To summarize the survey on the proteases in clan PA, we found various types of common features originating from the chymotrypsin fold, whereas the features specific to SARS-CoV-2 3CLpro were also found. Among the common features, the ligand molecules bound by proteases of multiple species/families should be remarked here. Tables S1A, B, and S2 cite the ligand names in the crystal structures of family C30 and C3, respectively, where we marked the names when their ligands are shared with SARS-CoV-2/SARS-CoV 3CLpro. The result indicates that the majority of the PDB entries contain ligand molecules which also appear in the crystal structures of SARS-CoV-2/SARS-CoV 3CLpro: 17 entries out of 26 entries in family C30 and 29 entries out of 56 entries in family C3A share the same ligand with the entries of SARS-CoV-2/SARS-CoV 3CLpro. This finding suggests not only the 3D structural similarity of the ligand binding site within the members of clan PA, but also possible contributions of these evolutional relation to the drug discovery problem for SARS-CoV-2 3CLpro and to the development of broad-spectrum inhibitors covering various species and variants belonging to clan PA (Wang et al. 2020a, b; Jukič et al. 2021; Luttens et al. 2022; Ullrich et al. 2022; Uraki et al. 2022).

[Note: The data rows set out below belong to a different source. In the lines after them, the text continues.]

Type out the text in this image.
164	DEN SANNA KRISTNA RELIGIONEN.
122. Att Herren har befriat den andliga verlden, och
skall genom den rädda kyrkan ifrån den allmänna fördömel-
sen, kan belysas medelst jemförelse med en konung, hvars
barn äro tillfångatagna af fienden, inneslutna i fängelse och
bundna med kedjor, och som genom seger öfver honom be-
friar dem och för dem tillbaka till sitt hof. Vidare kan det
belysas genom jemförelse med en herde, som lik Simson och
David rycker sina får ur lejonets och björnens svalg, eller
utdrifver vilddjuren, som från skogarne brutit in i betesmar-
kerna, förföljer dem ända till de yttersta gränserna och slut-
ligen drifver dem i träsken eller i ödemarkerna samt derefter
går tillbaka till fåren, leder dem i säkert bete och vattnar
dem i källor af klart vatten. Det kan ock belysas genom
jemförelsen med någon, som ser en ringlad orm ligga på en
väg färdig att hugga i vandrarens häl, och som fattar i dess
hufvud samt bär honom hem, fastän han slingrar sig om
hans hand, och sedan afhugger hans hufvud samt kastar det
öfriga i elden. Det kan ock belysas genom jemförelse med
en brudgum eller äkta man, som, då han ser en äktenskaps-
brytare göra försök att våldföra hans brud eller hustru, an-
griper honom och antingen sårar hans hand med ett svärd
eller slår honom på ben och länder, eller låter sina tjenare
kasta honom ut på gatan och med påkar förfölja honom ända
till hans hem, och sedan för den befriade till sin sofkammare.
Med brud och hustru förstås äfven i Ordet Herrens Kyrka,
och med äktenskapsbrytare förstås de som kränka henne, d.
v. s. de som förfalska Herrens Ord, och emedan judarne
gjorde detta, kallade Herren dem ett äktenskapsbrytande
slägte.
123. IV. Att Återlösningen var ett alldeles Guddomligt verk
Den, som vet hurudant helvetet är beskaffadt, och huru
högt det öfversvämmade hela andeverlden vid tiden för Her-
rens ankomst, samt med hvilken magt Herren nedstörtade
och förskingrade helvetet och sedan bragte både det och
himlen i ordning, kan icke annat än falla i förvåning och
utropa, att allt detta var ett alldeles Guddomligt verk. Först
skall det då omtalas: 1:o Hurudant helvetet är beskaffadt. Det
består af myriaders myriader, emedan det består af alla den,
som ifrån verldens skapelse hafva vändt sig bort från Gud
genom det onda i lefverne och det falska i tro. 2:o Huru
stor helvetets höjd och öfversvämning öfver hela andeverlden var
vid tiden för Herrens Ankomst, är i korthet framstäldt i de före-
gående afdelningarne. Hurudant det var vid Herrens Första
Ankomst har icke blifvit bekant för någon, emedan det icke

Concerning the feature specific to SARS-CoV-2 3CLpro, we hypothesize that SARS-CoV-2 3CLpro utilizes the machinery available in the chymotrypsin fold and domain III optimally to achieve the most susceptible regulation of proteolytic function compared with other proteases in clan PA. However, we have not understood the details how and why this susceptible regulation is employed in the proteolytic processing of the replicase polyprotein or in the cleavage of host proteins.